Step-by-step explanation:
If you deposit $400 at the end of each month into a retirement account that pays 5% APR, you're essentially making a series of regular contributions to an account that grows with compound interest. To calculate the future value of these contributions, we can use the future value of an annuity formula, which for monthly contributions can be written as:
FV = P × {[(1 + r)^n - 1] / r} × (1 + r)
Where:
FV is the future value of the annuity.
P is the periodic payment amount.
r is the monthly interest rate (annual rate divided by 12).
n is the total number of payments (months).

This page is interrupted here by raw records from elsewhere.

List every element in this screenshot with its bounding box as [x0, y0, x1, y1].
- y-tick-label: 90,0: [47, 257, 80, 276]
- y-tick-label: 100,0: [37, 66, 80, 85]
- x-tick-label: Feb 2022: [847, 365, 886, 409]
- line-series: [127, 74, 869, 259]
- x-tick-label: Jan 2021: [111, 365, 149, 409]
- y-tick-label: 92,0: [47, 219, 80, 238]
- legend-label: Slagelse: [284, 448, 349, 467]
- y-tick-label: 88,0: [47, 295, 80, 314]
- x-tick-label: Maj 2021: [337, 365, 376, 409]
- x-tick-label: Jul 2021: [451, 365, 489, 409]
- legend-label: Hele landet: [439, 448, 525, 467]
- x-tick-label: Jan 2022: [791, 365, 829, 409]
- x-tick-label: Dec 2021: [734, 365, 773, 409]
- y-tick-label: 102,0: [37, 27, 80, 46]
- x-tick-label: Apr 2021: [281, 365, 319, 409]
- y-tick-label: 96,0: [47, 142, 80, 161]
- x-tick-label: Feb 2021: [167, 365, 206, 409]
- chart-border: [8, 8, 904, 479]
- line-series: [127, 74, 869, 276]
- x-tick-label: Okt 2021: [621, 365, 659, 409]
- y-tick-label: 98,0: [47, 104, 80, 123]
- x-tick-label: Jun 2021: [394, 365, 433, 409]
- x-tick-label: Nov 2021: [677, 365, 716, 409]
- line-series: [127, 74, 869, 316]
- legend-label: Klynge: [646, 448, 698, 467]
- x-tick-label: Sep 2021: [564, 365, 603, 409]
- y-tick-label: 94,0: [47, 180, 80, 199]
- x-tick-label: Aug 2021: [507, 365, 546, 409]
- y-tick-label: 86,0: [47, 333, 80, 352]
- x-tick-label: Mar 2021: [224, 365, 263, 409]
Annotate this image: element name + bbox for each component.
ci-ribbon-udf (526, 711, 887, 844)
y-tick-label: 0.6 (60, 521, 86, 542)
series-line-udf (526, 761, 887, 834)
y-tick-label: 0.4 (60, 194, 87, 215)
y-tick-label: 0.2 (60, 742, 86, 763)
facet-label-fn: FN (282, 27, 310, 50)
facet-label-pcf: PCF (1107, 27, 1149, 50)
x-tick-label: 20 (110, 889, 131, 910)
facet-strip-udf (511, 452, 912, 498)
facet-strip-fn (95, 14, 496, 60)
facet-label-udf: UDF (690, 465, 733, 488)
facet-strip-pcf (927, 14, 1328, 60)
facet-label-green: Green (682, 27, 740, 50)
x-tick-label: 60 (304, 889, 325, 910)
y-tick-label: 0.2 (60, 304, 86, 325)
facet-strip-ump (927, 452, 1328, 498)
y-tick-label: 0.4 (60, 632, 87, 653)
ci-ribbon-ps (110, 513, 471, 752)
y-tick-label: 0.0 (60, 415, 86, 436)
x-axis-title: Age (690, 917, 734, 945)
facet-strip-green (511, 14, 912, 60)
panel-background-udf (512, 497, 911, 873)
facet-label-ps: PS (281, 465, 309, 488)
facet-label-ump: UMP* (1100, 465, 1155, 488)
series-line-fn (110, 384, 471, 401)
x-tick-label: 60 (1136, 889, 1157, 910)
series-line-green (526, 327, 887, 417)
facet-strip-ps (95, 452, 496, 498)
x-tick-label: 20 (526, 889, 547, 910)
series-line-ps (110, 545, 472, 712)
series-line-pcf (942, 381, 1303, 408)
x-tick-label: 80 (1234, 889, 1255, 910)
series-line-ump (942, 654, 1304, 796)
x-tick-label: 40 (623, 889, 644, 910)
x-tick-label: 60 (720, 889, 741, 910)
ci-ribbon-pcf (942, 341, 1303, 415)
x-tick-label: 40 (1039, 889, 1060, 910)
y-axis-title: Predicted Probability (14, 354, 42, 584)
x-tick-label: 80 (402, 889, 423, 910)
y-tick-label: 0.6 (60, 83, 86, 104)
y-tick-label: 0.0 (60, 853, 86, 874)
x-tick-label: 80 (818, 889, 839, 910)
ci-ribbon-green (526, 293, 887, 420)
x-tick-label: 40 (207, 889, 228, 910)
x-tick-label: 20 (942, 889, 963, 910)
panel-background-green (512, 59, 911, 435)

Given the 5% annual interest rate, the monthly interest rate is 0.05/12. Since you will be depositing monthly for 30 years, the total number of deposits would be 30 × 12.
After applying these values to the formula, you'll find the total amount accumulated in the retirement account after 30 years. This exercise is an excellent illustration of the power of compound interest and the benefits of making regular contributions over a long period.
To visualize the impact of compound interest more clearly, let's compare the total amount accumulated with regular monthly contributions to a one-time lump-sum investment early in life. For instance, a $3,000 deposit at a 7% real annual rate of return would grow significantly over 40 years, showing that the sooner you start saving and investing, the more you can benefit from compound interest.